Privately, some senior administration officials are sceptical that diplomacy will work, prompting a debate over what military option would most effectively force Iran to make a deal on its nuclear programme.

The Trump administration has debated two plans. One would be a major strike aimed at hitting a huge number of targets over a sustained period of time. Critically, it would also try to decapitate the government by forcing the supreme leader, Ayatollah Ali Khamenei, from power.

But Trump seems to favour a targeted, limited strike on the missile and nuclear sites. The purpose, in addition to damaging missile stocks and production, would be to force the Iranians to negotiate.

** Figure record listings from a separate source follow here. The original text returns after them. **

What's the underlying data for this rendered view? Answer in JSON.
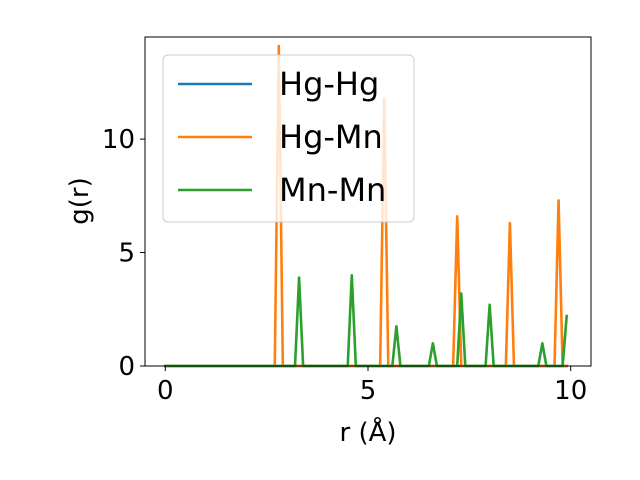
{
  "chart_data": {
    "type": "line",
    "title": "",
    "xlabel": "r (Å)",
    "ylabel": "g(r)",
    "xlim": [
      -0.5,
      10.5
    ],
    "ylim": [
      0,
      14.5
    ],
    "xticks": [
      0,
      5,
      10
    ],
    "yticks": [
      0,
      5,
      10
    ],
    "xtick_labels": [
      "0",
      "5",
      "10"
    ],
    "ytick_labels": [
      "0",
      "5",
      "10"
    ],
    "grid": false,
    "legend_position": "top-left",
    "series": [
      {
        "name": "Hg-Hg",
        "color": "#1f77b4",
        "x": [
          0,
          9.9
        ],
        "y": [
          0,
          0
        ]
      },
      {
        "name": "Hg-Mn",
        "color": "#ff7f0e",
        "x": [
          0,
          2.7,
          2.8,
          2.9,
          5.3,
          5.4,
          5.5,
          7.1,
          7.2,
          7.3,
          8.4,
          8.5,
          8.6,
          9.6,
          9.7,
          9.8,
          9.9
        ],
        "y": [
          0,
          0,
          14.1,
          0,
          0,
          11.8,
          0,
          0,
          6.6,
          0,
          0,
          6.3,
          0,
          0,
          7.3,
          0,
          0
        ]
      },
      {
        "name": "Mn-Mn",
        "color": "#2ca02c",
        "x": [
          0,
          3.2,
          3.3,
          3.4,
          4.5,
          4.6,
          4.7,
          5.6,
          5.7,
          5.8,
          6.5,
          6.6,
          6.7,
          7.2,
          7.3,
          7.4,
          7.9,
          8.0,
          8.1,
          9.2,
          9.3,
          9.4,
          9.8,
          9.9
        ],
        "y": [
          0,
          0,
          3.9,
          0,
          0,
          4.0,
          0,
          0,
          1.75,
          0,
          0,
          1.0,
          0,
          0,
          3.2,
          0,
          0,
          2.7,
          0,
          0,
          1.0,
          0,
          0,
          2.2
        ]
      }
    ]
  }
}
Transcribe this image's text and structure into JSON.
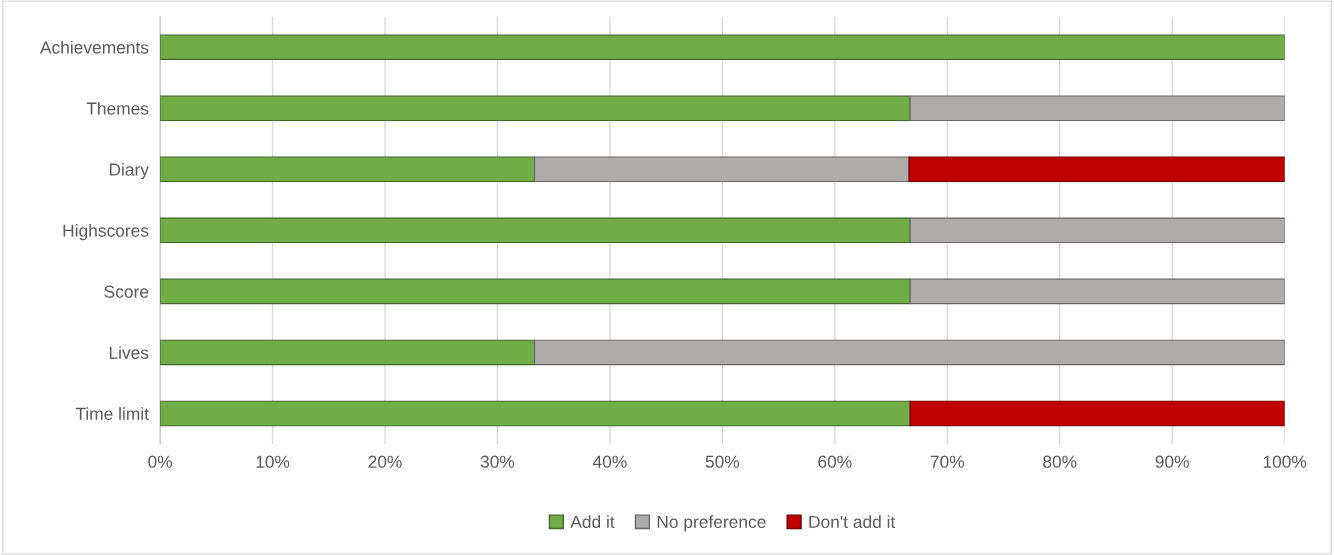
{
  "chart_data": {
    "type": "bar",
    "orientation": "horizontal",
    "stacked": true,
    "categories": [
      "Achievements",
      "Themes",
      "Diary",
      "Highscores",
      "Score",
      "Lives",
      "Time limit"
    ],
    "series": [
      {
        "name": "Add it",
        "color": "#70ad47",
        "values": [
          100,
          66.7,
          33.3,
          66.7,
          66.7,
          33.3,
          66.7
        ]
      },
      {
        "name": "No preference",
        "color": "#afabab",
        "values": [
          0,
          33.3,
          33.3,
          33.3,
          33.3,
          66.7,
          0
        ]
      },
      {
        "name": "Don't add it",
        "color": "#c00000",
        "values": [
          0,
          0,
          33.4,
          0,
          0,
          0,
          33.3
        ]
      }
    ],
    "xlim": [
      0,
      100
    ],
    "xticks": [
      {
        "value": 0,
        "label": "0%"
      },
      {
        "value": 10,
        "label": "10%"
      },
      {
        "value": 20,
        "label": "20%"
      },
      {
        "value": 30,
        "label": "30%"
      },
      {
        "value": 40,
        "label": "40%"
      },
      {
        "value": 50,
        "label": "50%"
      },
      {
        "value": 60,
        "label": "60%"
      },
      {
        "value": 70,
        "label": "70%"
      },
      {
        "value": 80,
        "label": "80%"
      },
      {
        "value": 90,
        "label": "90%"
      },
      {
        "value": 100,
        "label": "100%"
      }
    ],
    "grid": "x",
    "legend": "bottom"
  }
}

US officials have said that if Iran did not accept their demands after a targeted strike, Trump would then consider the larger strike as a follow-on mission.

But two US military officials said that despite the administration’s military build-up in the region, the Pentagon does not have the forces or munitions needed for an extended bombing campaign. Seven to 10 days, one of the officials said, is about how long the US military positioned in the region could continue strikes.

In meetings on Iran, Caine and CIA director John Ratcliffe provided options and intelligence to the president and his advisers. But, to the frustration of some of Trump’s advisers, the discussions have centred more on tactics than on the broader strategy the administration is trying to pursue.

The United States has long assessed that the supreme leader will not be willing to give up Iran’s nuclear programme, and that the more Iran is attacked by the US, the more likely he is to believe his country’s best defence will be to get a nuclear weapon.

Trump’s speech on Tuesday night succinctly captured the extent of the president’s thinking and planning on Iran, one official said.

“One thing is certain, I will never allow the world’s No 1 sponsor of terror, which they are by far, to have a nuclear weapon,” Trump said. “Can’t let that happen.”

That, the official said, is the president’s military aim in Iran.